Bio

Jayme Sun Thomas, "Sunpuperwolf", Professional Wildlife Photographer and Naturalist, grew up with her younger Brother raised by their Mom, who took Jayme and her Brother camping frequently in the beautiful Pine Forests of the San Bernardino Mountains, Lake Tahoe, Idlewild, and Yosemite National Park, where she experienced the beautiful sounds and sights of Wildlife around her when she hiked the trails, slept in tents, built campfires, and roughed it in the wilds. Jayme, later in her youth, backpacked high in the Sierra Nevada Mountains over Mammoth and experienced the beauty of Wildlife and Nature above Timberline!
Jayme and her fellow backpackers, hiked 7 miles uphill every day, for a total of 7 days, finally landing in a landscape where all the backpackers set up camp, put stakes in their tents tied to pine trees, laid their sleeping bags down on the earth, and cooked their meals with cookware that they had packed into their 50 lb backpacks to hike into the upper Sierras, before nightfall. Jayme, though, was so full of energy, that she wanted to continue hiking and exploring the beautiful forest, so she would set up her camp site, and take off hiking till dusk all alone!
On the 7th night before it got dark, Jayme hiked up some boulders for 3 hours, climbing excitedly with intense curiosity to see what lie over the top of them. When Jayme climbed over all of the boulders, she found the most beautiful lake she had ever seen in a very secluded location surrounded by gorgeous wildflowers everywhere in sight! All of it so remote that it seemed no human had ever found this beautiful site before! Jayme had discovered a paradise at the top of the world, it seemed! Jayme walked to the very edge of the surrounding wildflowers on that island and there was a good 700 ft drop below that overlooked the high Sierra Nevada mountains covered in snow at Timberline. It was overlooking a very pretty deep blue lake, which she later found out was Thousand Island Lake. Most of that lake was frozen over and the water that wasn't frozen was freezing ice cold!
It was getting late after the long hike, and Jayme had to go back to camp where they were cooking beans for supper before it got completely dark. So in order to really experience the lake and wildflowers fully, Jayme laid down in the surrounding tall waist high grass and wildflowers on her back for a good 13 minutes and stared straight up at the blue sky through the tall wildflowers where she saw Red Shouldered Hawks soaring under a few snowy white clouds as they called out piercing hunting calls in the Forest! Jayme felt like she was a part of the earth, and it felt so beautiful and peaceful!

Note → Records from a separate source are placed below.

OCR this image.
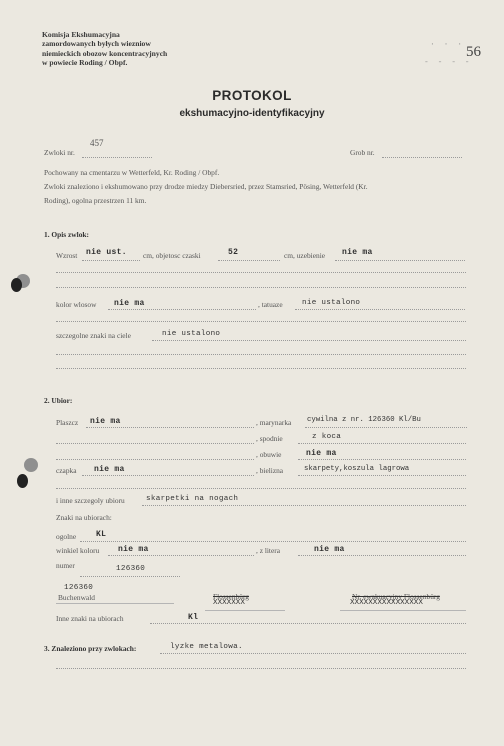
Komisja Ekshumacyjna
zamordowanych byłych wiezniow
niemieckich obozow koncentracyjnych
w powiecie Roding / Obpf.
· · ·
- - - -
56
PROTOKOL
ekshumacyjno-identyfikacyjny
Zwloki nr.
457
Grob nr.
Pochowany na cmentarzu w Wetterfeld, Kr. Roding / Obpf.
Zwloki znaleziono i ekshumowano przy drodze miedzy Diebersried, przez Stamsried, Pösing, Wetterfeld (Kr.
Roding), ogolna przestrzen 11 km.
1. Opis zwlok:
Wzrost nie ust. cm, objetosc czaski	52	cm, uzebienie nie ma
kolor wlosow nie ma	, tatuaze	nie ustalono
szczegolne znaki na ciele	nie ustalono
2. Ubior:
Plaszcz nie ma	, marynarka cywilna z nr. 126360 Kl/Bu
, spodnie	z koca
, obuwie	nie ma
czapka nie ma	, bielizna	skarpety,koszula lagrowa
i inne szczegoly ubioru	skarpetki na nogach
Znaki na ubiorach:
ogolne KL
winkiel koloru nie ma	, z litera	nie ma
numer	126360
126360
Buchenwald	Flossenbürg
XXXXXXX
Nr. ewakuacyjny Flossenbürg
XXXXXXXXXXXXXXXX
Inne znaki na ubiorach	Kl
3. Znaleziono przy zwlokach:	lyzke metalowa.
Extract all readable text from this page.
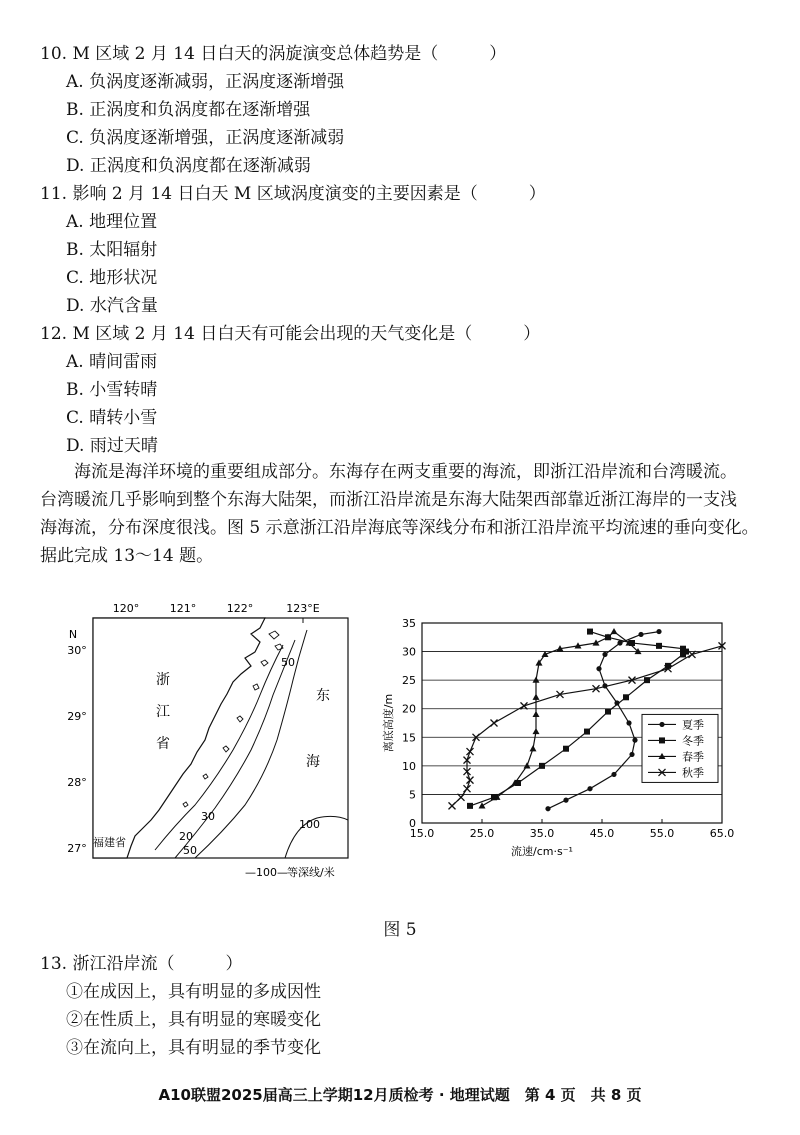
10. M 区域 2 月 14 日白天的涡旋演变总体趋势是（　　　）
A. 负涡度逐渐减弱，正涡度逐渐增强
B. 正涡度和负涡度都在逐渐增强
C. 负涡度逐渐增强，正涡度逐渐减弱
D. 正涡度和负涡度都在逐渐减弱
11. 影响 2 月 14 日白天 M 区域涡度演变的主要因素是（　　　）
A. 地理位置
B. 太阳辐射
C. 地形状况
D. 水汽含量
12. M 区域 2 月 14 日白天有可能会出现的天气变化是（　　　）
A. 晴间雷雨
B. 小雪转晴
C. 晴转小雪
D. 雨过天晴
　　海流是海洋环境的重要组成部分。东海存在两支重要的海流，即浙江沿岸流和台湾暖流。
台湾暖流几乎影响到整个东海大陆架，而浙江沿岸流是东海大陆架西部靠近浙江海岸的一支浅
海海流，分布深度很浅。图 5 示意浙江沿岸海底等深线分布和浙江沿岸流平均流速的垂向变化。
据此完成 13～14 题。
120°	121°	122°	123°E
N
30°
29°
28°
27°
20
30
50
50
100
浙
江
省
东
海
福建省
—100— 等深线/米
0
5
10
15
20
25
30
35
15.0	25.0	35.0	45.0	55.0	65.0
流速/cm·s⁻¹
离底高度/m	夏季
冬季
春季
秋季
图 5
13. 浙江沿岸流（　　　）
①在成因上，具有明显的多成因性
②在性质上，具有明显的寒暖变化
③在流向上，具有明显的季节变化
A10联盟2025届高三上学期12月质检考 · 地理试题　第 4 页　共 8 页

The backpackers had given Jayme a nickname, since she loved to go hiking alone for a couple of hours every night... They called her "Wanderer", so before she hiked down off of that lake she had discovered, she gave the lake an official name, "Wanderer Lake!" Jayme found a small pebble in the lake and carved "Wanderer Lake", into the soil next to it, and tossed the pebble back into the lake. Jayme was so unbelievably euphoric and filled with energy when she got back to camp when it was past dusk, and decided to keep the lake discovery all to herself since she felt she had discovered a paradise in the Sierras that was so personal to her! Jayme never shared what she had found with any of the backpackers...and never shared what she had found with any human being until around 2020, and only then with her Mom and brother. The backpacking trip was in 1976.

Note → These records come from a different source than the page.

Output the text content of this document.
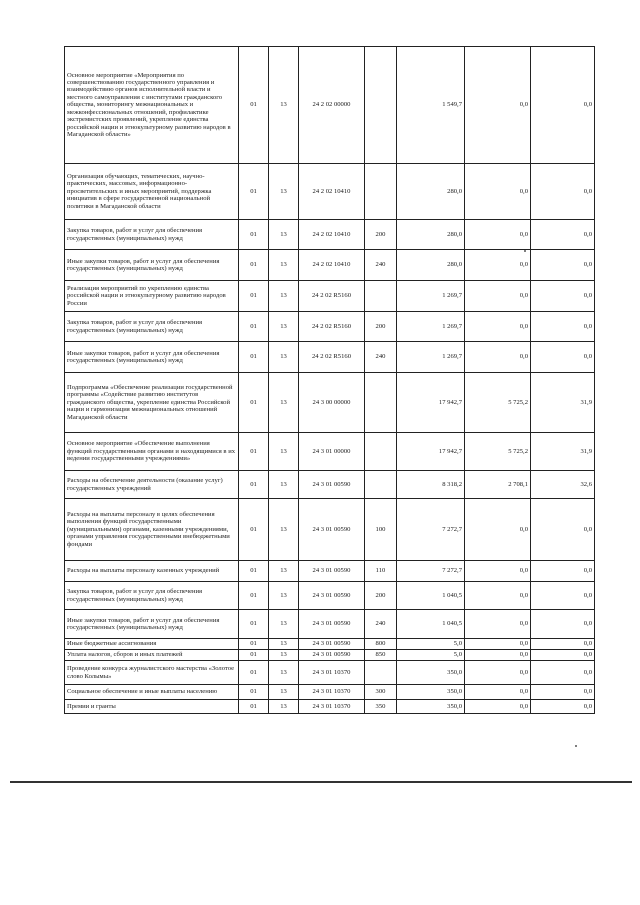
Основное мероприятие «Мероприятия по совершенствованию государственного управления и взаимодействию органов исполнительной власти и местного самоуправления с институтами гражданского общества, мониторингу межнациональных и межконфессиональных отношений, профилактике экстремистских проявлений, укрепление единства российской нации и этнокультурному развитию народов в Магаданской области»	01	13	24 2 02 00000		1 549,7	0,0	0,0
Организация обучающих, тематических, научно-практических, массовых, информационно-просветительских и иных мероприятий, поддержка инициатив в сфере государственной национальной политики в Магаданской области	01	13	24 2 02 10410		280,0	0,0	0,0
Закупка товаров, работ и услуг для обеспечения государственных (муниципальных) нужд	01	13	24 2 02 10410	200	280,0	0,0	0,0
Иные закупки товаров, работ и услуг для обеспечения государственных (муниципальных) нужд	01	13	24 2 02 10410	240	280,0	0,0	0,0
Реализация мероприятий по укреплению единства российской нации и этнокультурному развитию народов России	01	13	24 2 02 R5160		1 269,7	0,0	0,0
Закупка товаров, работ и услуг для обеспечения государственных (муниципальных) нужд	01	13	24 2 02 R5160	200	1 269,7	0,0	0,0
Иные закупки товаров, работ и услуг для обеспечения государственных (муниципальных) нужд	01	13	24 2 02 R5160	240	1 269,7	0,0	0,0
Подпрограмма «Обеспечение реализации государственной программы «Содействие развитию институтов гражданского общества, укрепление единства Российской нации и гармонизация межнациональных отношений Магаданской области	01	13	24 3 00 00000		17 942,7	5 725,2	31,9
Основное мероприятие «Обеспечение выполнения функций государственными органами и находящимися в их ведении государственными учреждениями»	01	13	24 3 01 00000		17 942,7	5 725,2	31,9
Расходы на обеспечение деятельности (оказание услуг) государственных учреждений	01	13	24 3 01 00590		8 318,2	2 708,1	32,6
Расходы на выплаты персоналу в целях обеспечения выполнения функций государственными (муниципальными) органами, казенными учреждениями, органами управления государственными внебюджетными фондами	01	13	24 3 01 00590	100	7 272,7	0,0	0,0
Расходы на выплаты персоналу казенных учреждений	01	13	24 3 01 00590	110	7 272,7	0,0	0,0
Закупка товаров, работ и услуг для обеспечения государственных (муниципальных) нужд	01	13	24 3 01 00590	200	1 040,5	0,0	0,0
Иные закупки товаров, работ и услуг для обеспечения государственных (муниципальных) нужд	01	13	24 3 01 00590	240	1 040,5	0,0	0,0
Иные бюджетные ассигнования	01	13	24 3 01 00590	800	5,0	0,0	0,0
Уплата налогов, сборов и иных платежей	01	13	24 3 01 00590	850	5,0	0,0	0,0
Проведение конкурса журналистского мастерства «Золотое слово Колымы»	01	13	24 3 01 10370		350,0	0,0	0,0
Социальное обеспечение и иные выплаты населению	01	13	24 3 01 10370	300	350,0	0,0	0,0
Премии и гранты	01	13	24 3 01 10370	350	350,0	0,0	0,0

Jayme got intrigued at around age 10 by a book, titled, "The Call of the Wild", by Jack London, and studied everything about the behaviors and beauty of Wolves, building a giant collection of books on Wolves that she still owns till this day. It was Jayme's dream at a very young age, to someday live in the wilds of Alaska with Wolves, and eat, sleep, and hunt with them, all to study their behavior in the wild. It was at age 19, when Jayme adopted the identity of "Sunpuperwolf", since she felt energized like the sun's rays, was a young pup, like a Wolf Pup, at age 19, and really felt like a Wolf in a Human's body, thus the name, "Sunpuperwolf!" Over the last 10 years, Jayme has studied and collected approximately 200 books on wild animals, wildlife behavior, and wildlife photography.
When Jayme entered College in her late 20's, she worked on a Biochemistry Degree for a limited time, licensed as an EMT for 17 years, and as she was taking courses in College, Jayme realized that she would rather be surrounded by Nature, Hiking, and Photographing Wildlife, rather than working in a Lab as a Chemist for her Profession. Jayme has earned 3 Associates Degrees, in Photography, and in Photography Fine Arts. She has published three Wildlife articles in Outdoor Writers Association of America's Outdoor's Unlimited publication, had an article she wrote on Black Tailed Mule Deer, published in the Signal Newspaper, has published 7 Nature and Wildlife Photo books, a Native American Indian book, has juried an OWAA Photography Competition, has exhibited 27 of her images in Photography and Art Exhibitions, and has earned several ribbons in Photography competitions.
Jayme lives and breathes Wildlife Photography, where hiking in the Woodlands and at the Lake, gives her peace and energy every time that she observes a Wild Animal behavior as they are interacting with another species, as well as with prey/predators, in their natural habitat. The Circle of Life is what she strives to capture with every shot. Due to Jayme's Love of all Animals, she fears the threats of Extinction that continue to challenge their survival and contribution of Biodiversity on Earth. It is Jayme's hope to instill the feeling in Mankind of the beauty and peacefulness that Wildlife contributes to this Planet in order to generate funding for the protection and preservation of the world's Wildlife Species.